Falmouth Classics is, after all, the largest Classic boating event in the UK – so we couldn’t miss it. We had an absolutely fantastic time and are excited to share our photos & stories with you.
It seems the word has already travelled and it was awesome to see Tall Ship Kaskelot and wave hello at deckhand Jim, who was wearing his very salty SaltyJobs t-shirt. Deckhand Silas was also onboard – Silas was the lucky candidate who landed the much-coveted deckhand job that we posted for Kaskelot back in April.
We were also looking forward to meeting New Dawn Traders, a sail cargo initiative from Bristol. Alex came down to exhibit at Classics, and it was great to put a face to an Instagram name. Thanks for the chocolate, New Dawn Traders!

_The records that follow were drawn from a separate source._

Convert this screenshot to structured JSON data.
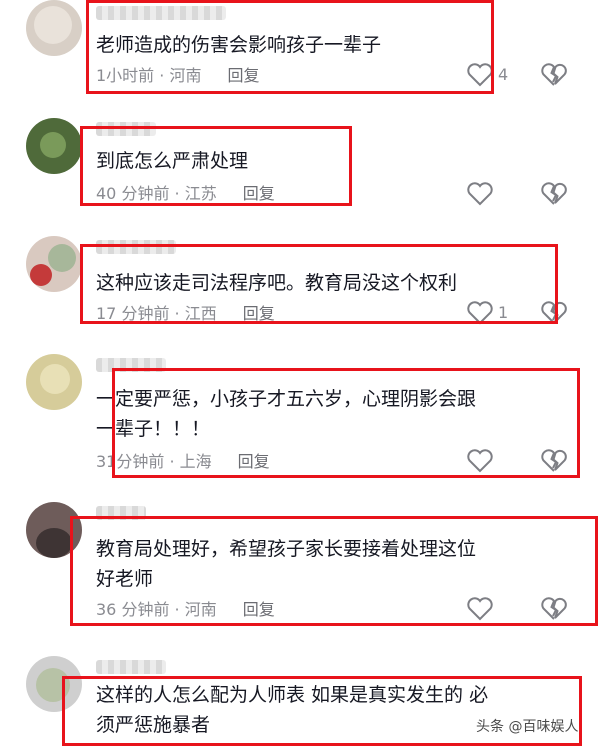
{
  "comments": [
    {
      "text": "老师造成的伤害会影响孩子一辈子",
      "time": "1小时前",
      "location": "河南",
      "reply": "回复",
      "likes": "4"
    },
    {
      "text": "到底怎么严肃处理",
      "time": "40 分钟前",
      "location": "江苏",
      "reply": "回复",
      "likes": ""
    },
    {
      "text": "这种应该走司法程序吧。教育局没这个权利",
      "time": "17 分钟前",
      "location": "江西",
      "reply": "回复",
      "likes": "1"
    },
    {
      "text": "一定要严惩，小孩子才五六岁，心理阴影会跟\n一辈子！！！",
      "time": "31分钟前",
      "location": "上海",
      "reply": "回复",
      "likes": ""
    },
    {
      "text": "教育局处理好，希望孩子家长要接着处理这位\n好老师",
      "time": "36 分钟前",
      "location": "河南",
      "reply": "回复",
      "likes": ""
    },
    {
      "text": "这样的人怎么配为人师表 如果是真实发生的 必\n须严惩施暴者",
      "time": "",
      "location": "",
      "reply": "",
      "likes": ""
    }
  ],
  "separator": " · ",
  "watermark": "头条 @百味娱人",
  "colors": {
    "highlight_box": "#e8131b",
    "meta_text": "#8a8b91",
    "body_text": "#161823"
  },
  "icons": {
    "like": "heart-outline-icon",
    "dislike": "broken-heart-outline-icon"
  }
}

We’re pretty excited to be part of what seems like a strong new generation of female business leaders coming into the marine industry. There are more awesome women doing great things than I ever knew. Time for an update on that perhaps.
Finding A Spot At Classics
Another friend, Edmund, also arrived in Falmouth for Classics. We met at Barry Yacht Club last October 2017, at the Bristol Cock ‘o The Channel Race. Edmund was racing on gaff cutter Jan Rorlan, and I was crew onboard Mascotte. It was a gruelling race, and Mascotte was the only boat of three to finish. Edmund was on his way to Falmouth to race onboard Jan Rorlan again, and wondered if I was around. I replied straight away to let him know I was already there.
He was sure there would be a spot on Jan Rorlan for me. I had spent many hours watching her on the horizon in the race last year. It would be amazing to sail onboard her.
Another fantastic few connections coming together. Falmouth seems to be the place for it.
Racing Onboard Jan Rorlan
And so, I was so excited and honoured to join Jan Rorlan and her wonderful crew for racing on Friday & Saturday, and the Parade of Sail on Sunday.
Jan Rorlan is a 67ft gaff-rigged ketch, built to a Laurent Giles design, of a wood epoxy construction weighing 32t. Her build was started by current owner Wesley and his father, in 1986, and completed in 1994, registered in Bristol.
I was very much welcomed aboard and soon found a place amongst the crew – consisting of Wesley, his partner Fleur & 6-year-old daughter Rosa, and crewmates Simon and Edmund.
My first ever Falmouth Classics. Onboard a beautiful gaff cutter… and we might be in with a chance of winning!
I usually end up on the boat most likely to win some kind of booby prize, whether it be for oldest boat or boat least likely to finish, etc., so it was going to be a bit different sailing on something that wasn’t likely to start sinking halfway round, let alone actually win.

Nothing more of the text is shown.